Approximation refers to the process of finding a value or solution that is close to, but not exactly, the true or exact value. It’s a fundamental concept in STEM, where exact values are often difficult or impossible to obtain. An approximation is considered good if it is has high accuracy (i.e. very close to the actual or desired value). The difference between the approximate value and the true value is known as the error.
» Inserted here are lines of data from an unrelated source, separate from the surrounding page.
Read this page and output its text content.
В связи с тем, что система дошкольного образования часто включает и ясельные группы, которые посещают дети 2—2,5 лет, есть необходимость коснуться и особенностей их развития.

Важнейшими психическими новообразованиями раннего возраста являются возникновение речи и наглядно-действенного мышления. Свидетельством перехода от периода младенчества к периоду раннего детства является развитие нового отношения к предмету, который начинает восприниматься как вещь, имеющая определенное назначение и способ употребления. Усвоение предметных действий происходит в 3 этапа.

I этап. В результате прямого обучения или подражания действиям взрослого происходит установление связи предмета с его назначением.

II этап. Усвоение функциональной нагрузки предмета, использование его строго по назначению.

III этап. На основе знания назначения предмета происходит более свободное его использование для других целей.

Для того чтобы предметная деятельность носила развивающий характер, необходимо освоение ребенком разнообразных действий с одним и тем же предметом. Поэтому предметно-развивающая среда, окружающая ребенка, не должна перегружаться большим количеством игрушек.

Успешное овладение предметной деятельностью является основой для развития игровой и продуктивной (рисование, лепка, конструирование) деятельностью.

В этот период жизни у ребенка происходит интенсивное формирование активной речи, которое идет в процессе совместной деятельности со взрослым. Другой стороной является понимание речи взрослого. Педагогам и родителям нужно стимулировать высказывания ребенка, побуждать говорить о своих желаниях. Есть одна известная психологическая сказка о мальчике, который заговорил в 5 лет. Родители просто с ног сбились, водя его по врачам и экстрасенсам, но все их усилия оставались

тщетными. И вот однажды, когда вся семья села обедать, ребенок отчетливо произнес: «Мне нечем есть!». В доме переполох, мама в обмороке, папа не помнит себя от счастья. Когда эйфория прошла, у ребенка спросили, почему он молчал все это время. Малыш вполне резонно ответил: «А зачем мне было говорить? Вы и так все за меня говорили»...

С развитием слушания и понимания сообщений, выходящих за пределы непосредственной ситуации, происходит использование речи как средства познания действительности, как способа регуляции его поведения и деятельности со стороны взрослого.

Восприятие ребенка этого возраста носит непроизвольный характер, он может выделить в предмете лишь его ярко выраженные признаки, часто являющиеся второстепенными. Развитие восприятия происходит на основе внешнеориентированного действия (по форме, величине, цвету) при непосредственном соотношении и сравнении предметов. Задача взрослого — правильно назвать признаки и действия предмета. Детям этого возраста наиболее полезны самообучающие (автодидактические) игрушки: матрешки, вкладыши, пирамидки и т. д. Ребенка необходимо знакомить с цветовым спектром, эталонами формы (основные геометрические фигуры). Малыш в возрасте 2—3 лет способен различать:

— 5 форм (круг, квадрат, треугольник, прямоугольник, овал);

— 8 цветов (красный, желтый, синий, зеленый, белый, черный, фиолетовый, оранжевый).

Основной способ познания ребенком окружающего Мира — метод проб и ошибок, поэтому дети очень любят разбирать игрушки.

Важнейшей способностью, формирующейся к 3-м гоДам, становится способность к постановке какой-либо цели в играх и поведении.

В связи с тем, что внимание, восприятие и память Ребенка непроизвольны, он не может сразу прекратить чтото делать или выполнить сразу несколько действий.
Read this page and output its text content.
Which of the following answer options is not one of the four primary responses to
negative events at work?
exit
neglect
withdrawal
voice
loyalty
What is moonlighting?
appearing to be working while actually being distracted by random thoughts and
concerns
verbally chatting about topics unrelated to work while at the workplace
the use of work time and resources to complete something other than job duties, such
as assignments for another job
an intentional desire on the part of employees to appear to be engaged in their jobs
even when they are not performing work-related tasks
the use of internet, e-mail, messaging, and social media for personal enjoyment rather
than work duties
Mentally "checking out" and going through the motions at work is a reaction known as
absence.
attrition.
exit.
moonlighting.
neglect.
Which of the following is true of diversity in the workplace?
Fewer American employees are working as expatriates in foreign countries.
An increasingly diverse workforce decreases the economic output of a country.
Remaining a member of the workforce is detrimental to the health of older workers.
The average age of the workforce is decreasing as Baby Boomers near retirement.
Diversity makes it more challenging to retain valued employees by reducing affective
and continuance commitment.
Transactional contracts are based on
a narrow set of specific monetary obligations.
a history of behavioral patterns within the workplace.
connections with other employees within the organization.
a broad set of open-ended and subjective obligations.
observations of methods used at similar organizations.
ML Models often leverage and produce approximate solutions extracted from a distribution (Beta, Normal, Gaussian, Poisson, whatever). GPT’s bread-and-butter is approximation - spitting out likely responses based on their training data and what’s available on the distribution. So while they can generate plausible responses, the output will deviate from the exact value, truth or intended meaning, especially in ambiguous or complex contexts.
So, let’s be fair to GPT. We’ll refine our prompt. Crystal-clear, no ambiguity or syntactical gotchas.
End of programmers?
IntelliSense has been around for a long, long time. Co-pilot is like IntelliSense on steroids. It’s super good at predicting what might come next, generating boilerplate and print statements for debugging. A lot of software development is fixing bugs. The truth is most programmers largely ignore or have already switched off co-pilot, because it introduces 10x more bugs than it resolves.
24 months is basically a coffee break for most organizations (particularly a behemoth like Amazon). An organization replacing all programming within 24 months? That’s bananas.